Boil 4 chicken breast for 35-40min (*very slow rolling boil, you only want a couple bubble rising to the top)

Add in the water before boiling half an Onion, 2 cloves Garlic, Tbsp of Olive oil, and a Bay Leaf.

Remove from water, shred chicken with a fork. Cut up the Onion that was in the pot as well along with the garlic, and add to the shredded chicken.

Place into a pan add Low sodium Taco seasoning Packet (Old El Paso), and 1/2 cup water maybe a little more (enough to mix together) simmer till water evaps.

Place into Corn tortillas, Or Whole wheat Tortillas.
add whatever else you might want: chz, salsa, lettuce, onion, *lime, even grated carrots. 

Enjoy!

----------


## Tobey

Hey man that sounds really good. I'm going to try those tonight. I'll let you know how they turn out tommorrow morning.(Sat morning) Thanks
Tobey

----------


## Iwan2bsolid2

_SOLID

----------


## Tobey

Man those turne dout great. I really think that I over did it though. I have not eaten until I could'nt move for awhile and when I got up from the dinner table last night, all the energy that I could muster up was just enough to make it to the easy chair.
Great resiepe bro, Thanks for the contribution to the reciepe section.
IC

----------


## Iwan2bsolid2

-neath the table :Big Grin:  . Glad you enjoyed them. On my day off one time I actually fried the corn tortillas, OMG- they were D-lecious! Did you add any beans or anything? 


_SOLID

----------


## Tobey

Naw, to tell the truth I did not even think about beans. Sounds good. And as to your question about a belly. What exactly is one?LOL! I would'nt give up my abbs for anything! 
IC

----------


## Iwan2bsolid2

in with the chicken, It's good in a Whole wheat tortilla. Corn tortillas are kinda too small, since I like a lot of chicken.

----------


## Buddha_Red

I tried this and it was a great quick bite.

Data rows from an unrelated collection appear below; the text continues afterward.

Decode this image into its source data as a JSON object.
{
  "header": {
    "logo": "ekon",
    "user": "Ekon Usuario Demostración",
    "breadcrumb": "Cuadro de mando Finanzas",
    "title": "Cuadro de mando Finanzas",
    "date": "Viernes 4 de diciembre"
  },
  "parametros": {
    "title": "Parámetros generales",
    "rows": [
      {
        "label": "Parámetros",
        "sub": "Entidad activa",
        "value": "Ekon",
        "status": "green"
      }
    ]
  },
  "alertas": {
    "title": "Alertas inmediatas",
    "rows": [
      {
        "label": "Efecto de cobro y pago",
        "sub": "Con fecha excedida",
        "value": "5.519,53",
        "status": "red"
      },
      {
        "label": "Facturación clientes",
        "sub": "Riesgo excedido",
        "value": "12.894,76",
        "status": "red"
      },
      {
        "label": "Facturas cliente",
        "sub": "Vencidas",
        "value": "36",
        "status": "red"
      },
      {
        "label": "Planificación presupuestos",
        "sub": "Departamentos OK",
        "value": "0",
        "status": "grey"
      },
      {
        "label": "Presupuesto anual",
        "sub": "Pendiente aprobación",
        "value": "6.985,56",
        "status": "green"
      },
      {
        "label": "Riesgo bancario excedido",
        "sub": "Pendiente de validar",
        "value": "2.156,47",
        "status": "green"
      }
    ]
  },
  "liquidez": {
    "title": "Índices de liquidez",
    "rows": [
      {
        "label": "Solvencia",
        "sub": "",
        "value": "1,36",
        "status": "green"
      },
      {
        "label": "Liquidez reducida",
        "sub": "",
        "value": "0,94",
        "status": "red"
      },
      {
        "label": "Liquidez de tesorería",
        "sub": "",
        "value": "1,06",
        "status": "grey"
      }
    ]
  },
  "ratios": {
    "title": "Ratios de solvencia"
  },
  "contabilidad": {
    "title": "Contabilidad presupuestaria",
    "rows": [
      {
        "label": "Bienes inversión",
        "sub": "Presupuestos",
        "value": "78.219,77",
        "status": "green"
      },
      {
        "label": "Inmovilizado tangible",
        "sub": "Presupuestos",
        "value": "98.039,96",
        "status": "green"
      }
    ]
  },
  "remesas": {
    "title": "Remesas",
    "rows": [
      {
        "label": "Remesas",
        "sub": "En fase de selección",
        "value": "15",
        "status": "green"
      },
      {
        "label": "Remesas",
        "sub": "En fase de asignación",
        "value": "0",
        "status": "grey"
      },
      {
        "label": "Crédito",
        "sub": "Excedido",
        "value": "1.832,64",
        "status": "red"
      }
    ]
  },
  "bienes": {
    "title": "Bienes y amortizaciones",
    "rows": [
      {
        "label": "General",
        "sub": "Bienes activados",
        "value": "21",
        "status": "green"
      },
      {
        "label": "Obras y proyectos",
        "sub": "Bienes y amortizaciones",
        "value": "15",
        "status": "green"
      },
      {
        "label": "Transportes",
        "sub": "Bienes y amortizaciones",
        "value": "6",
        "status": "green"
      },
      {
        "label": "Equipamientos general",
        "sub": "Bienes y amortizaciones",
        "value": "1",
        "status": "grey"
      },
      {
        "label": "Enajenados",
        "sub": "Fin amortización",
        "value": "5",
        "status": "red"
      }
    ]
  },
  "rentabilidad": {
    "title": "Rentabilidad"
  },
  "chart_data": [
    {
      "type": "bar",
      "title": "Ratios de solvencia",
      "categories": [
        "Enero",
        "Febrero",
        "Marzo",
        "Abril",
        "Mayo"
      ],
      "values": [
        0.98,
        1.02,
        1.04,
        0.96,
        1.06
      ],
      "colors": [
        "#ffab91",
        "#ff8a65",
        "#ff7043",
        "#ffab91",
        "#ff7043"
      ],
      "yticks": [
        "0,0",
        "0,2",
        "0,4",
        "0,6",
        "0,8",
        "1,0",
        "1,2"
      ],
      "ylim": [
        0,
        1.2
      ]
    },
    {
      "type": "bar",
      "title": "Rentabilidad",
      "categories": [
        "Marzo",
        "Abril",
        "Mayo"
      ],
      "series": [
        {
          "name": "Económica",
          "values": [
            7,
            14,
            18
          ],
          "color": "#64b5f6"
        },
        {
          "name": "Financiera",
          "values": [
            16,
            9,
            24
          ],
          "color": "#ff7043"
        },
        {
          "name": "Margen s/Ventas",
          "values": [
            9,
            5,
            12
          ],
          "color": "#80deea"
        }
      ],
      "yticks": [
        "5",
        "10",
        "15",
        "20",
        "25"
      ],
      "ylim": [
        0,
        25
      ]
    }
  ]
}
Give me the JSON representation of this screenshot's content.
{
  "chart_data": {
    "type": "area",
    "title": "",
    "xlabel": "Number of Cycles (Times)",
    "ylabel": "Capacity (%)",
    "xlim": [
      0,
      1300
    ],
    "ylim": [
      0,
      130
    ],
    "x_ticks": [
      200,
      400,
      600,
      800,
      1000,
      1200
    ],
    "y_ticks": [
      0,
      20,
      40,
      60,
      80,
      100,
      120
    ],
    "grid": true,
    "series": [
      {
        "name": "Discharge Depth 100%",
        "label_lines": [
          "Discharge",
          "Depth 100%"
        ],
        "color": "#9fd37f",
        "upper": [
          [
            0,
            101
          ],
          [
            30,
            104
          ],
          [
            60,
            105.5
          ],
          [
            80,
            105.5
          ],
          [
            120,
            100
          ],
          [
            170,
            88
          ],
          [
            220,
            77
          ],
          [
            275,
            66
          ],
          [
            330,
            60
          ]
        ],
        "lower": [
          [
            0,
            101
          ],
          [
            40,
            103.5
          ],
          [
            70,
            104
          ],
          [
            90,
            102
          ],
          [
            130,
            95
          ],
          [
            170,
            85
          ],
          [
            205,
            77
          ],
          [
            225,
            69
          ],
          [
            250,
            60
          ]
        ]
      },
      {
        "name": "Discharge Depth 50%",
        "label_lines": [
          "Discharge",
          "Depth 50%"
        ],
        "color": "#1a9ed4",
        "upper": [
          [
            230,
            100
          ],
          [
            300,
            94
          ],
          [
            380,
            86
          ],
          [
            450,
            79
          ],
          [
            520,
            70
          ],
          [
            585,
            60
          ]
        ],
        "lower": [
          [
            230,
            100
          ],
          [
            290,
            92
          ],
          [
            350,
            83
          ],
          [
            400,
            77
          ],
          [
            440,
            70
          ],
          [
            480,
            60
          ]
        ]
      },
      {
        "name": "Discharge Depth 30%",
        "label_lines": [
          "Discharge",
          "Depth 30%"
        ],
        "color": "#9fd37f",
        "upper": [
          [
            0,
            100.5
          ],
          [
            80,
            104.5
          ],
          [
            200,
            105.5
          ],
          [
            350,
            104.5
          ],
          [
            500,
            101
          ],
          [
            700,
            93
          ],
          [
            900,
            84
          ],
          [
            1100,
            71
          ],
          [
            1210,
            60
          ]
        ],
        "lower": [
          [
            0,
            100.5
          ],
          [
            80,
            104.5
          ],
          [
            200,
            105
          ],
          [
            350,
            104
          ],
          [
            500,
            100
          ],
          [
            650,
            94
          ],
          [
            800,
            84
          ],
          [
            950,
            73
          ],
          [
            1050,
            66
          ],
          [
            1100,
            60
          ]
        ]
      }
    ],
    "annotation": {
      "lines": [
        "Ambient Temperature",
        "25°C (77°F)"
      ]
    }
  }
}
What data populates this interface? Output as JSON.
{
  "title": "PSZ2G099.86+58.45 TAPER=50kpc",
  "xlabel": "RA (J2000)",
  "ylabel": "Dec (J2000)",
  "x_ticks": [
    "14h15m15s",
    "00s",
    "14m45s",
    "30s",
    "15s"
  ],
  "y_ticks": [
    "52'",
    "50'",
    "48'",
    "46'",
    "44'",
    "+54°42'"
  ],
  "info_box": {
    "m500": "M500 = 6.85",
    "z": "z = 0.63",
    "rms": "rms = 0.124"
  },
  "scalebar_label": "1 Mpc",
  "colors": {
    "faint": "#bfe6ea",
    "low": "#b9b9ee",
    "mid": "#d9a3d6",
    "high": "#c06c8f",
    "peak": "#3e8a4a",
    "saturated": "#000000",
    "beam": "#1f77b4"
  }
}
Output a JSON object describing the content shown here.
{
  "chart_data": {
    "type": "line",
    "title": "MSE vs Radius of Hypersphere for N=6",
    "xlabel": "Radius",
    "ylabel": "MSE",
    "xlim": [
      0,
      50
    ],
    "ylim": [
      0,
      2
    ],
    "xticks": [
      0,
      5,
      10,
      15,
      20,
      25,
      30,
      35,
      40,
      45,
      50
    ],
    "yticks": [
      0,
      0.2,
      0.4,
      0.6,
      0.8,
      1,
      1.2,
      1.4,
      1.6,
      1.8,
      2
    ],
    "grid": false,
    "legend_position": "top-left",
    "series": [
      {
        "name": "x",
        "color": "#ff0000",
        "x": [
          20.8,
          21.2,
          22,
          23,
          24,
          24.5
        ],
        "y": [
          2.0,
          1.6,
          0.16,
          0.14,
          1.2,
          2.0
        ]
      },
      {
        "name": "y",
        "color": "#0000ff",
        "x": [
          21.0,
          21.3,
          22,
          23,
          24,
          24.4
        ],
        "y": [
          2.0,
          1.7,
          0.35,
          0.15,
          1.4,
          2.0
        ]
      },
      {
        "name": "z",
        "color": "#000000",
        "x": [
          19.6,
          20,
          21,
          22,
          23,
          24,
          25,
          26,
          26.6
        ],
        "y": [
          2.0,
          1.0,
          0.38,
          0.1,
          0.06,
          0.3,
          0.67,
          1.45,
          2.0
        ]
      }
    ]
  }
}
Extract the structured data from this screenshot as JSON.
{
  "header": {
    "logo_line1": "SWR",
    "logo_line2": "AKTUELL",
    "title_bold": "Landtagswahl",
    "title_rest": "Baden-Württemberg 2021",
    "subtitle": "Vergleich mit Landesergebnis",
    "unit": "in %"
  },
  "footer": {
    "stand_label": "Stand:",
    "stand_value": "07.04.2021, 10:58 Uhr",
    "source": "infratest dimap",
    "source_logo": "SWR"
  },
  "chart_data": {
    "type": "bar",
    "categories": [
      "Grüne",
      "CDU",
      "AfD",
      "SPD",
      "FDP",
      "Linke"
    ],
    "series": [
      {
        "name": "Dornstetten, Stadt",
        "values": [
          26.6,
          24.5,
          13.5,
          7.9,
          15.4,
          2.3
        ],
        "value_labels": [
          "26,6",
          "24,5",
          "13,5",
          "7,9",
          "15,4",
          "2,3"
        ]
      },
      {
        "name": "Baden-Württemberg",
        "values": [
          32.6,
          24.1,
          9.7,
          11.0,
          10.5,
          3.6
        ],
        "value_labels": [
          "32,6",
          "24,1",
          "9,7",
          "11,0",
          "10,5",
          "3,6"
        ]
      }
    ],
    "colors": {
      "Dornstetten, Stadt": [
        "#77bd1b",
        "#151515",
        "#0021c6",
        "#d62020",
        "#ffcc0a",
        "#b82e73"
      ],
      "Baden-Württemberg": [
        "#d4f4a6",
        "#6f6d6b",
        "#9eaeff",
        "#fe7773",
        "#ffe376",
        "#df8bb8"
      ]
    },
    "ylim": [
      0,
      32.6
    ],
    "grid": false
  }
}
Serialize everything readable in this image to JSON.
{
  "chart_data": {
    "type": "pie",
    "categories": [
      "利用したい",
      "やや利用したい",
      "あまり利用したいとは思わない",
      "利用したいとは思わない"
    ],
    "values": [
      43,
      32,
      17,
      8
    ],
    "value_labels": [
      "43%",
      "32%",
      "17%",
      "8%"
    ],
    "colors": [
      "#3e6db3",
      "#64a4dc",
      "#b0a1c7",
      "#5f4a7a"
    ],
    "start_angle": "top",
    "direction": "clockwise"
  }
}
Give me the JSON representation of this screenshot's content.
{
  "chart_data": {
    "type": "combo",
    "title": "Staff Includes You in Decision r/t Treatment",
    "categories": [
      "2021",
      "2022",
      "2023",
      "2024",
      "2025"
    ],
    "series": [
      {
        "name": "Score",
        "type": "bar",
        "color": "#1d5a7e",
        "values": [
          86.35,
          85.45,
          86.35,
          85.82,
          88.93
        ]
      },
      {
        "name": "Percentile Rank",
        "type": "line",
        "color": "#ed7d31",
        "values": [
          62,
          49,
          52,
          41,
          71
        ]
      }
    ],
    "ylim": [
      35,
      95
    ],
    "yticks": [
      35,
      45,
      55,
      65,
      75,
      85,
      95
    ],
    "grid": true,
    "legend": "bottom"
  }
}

take the whole wheat tortilla and bake it until it starts to crisp up just a bit. that way it seemed more like mexican food to me hehe

didnt change the taste but i am in love with this. you can eat the chicken in many ways.

thanks for posting this hehe its a winner

----------


## Iwan2bsolid2

:Wink:  

no prob

SOLID

----------


## Schmidty

anybody knowhow this is as a left over

----------


## Schmidty

i just made this and my gf and me loved it!

----------


## Kk570h

> Boil 4 chicken breast for 35-40min (*very slow rolling boil, you only want a couple bubble rising to the top)
> 
> Add in the water before boiling half an Onion, 2 cloves Garlic, Tbsp of Olive oil, and a Bay Leaf.
> 
> Remove from water, shred chicken with a fork. Cut up the Onion that was in the pot as well along with the garlic, and add to the shredded chicken.
> 
> Place into a pan add Low sodium Taco seasoning Packet (Old El Paso), and 1/2 cup water maybe a little more (enough to mix together) simmer till water evaps.
> 
> Place into Corn tortillas, Or Whole wheat Tortillas.
> ...


Sounds really good, am going to try them tomorro for lunch

----------


## Zero0

These were so damn good! Try them with some home made pico too!

----------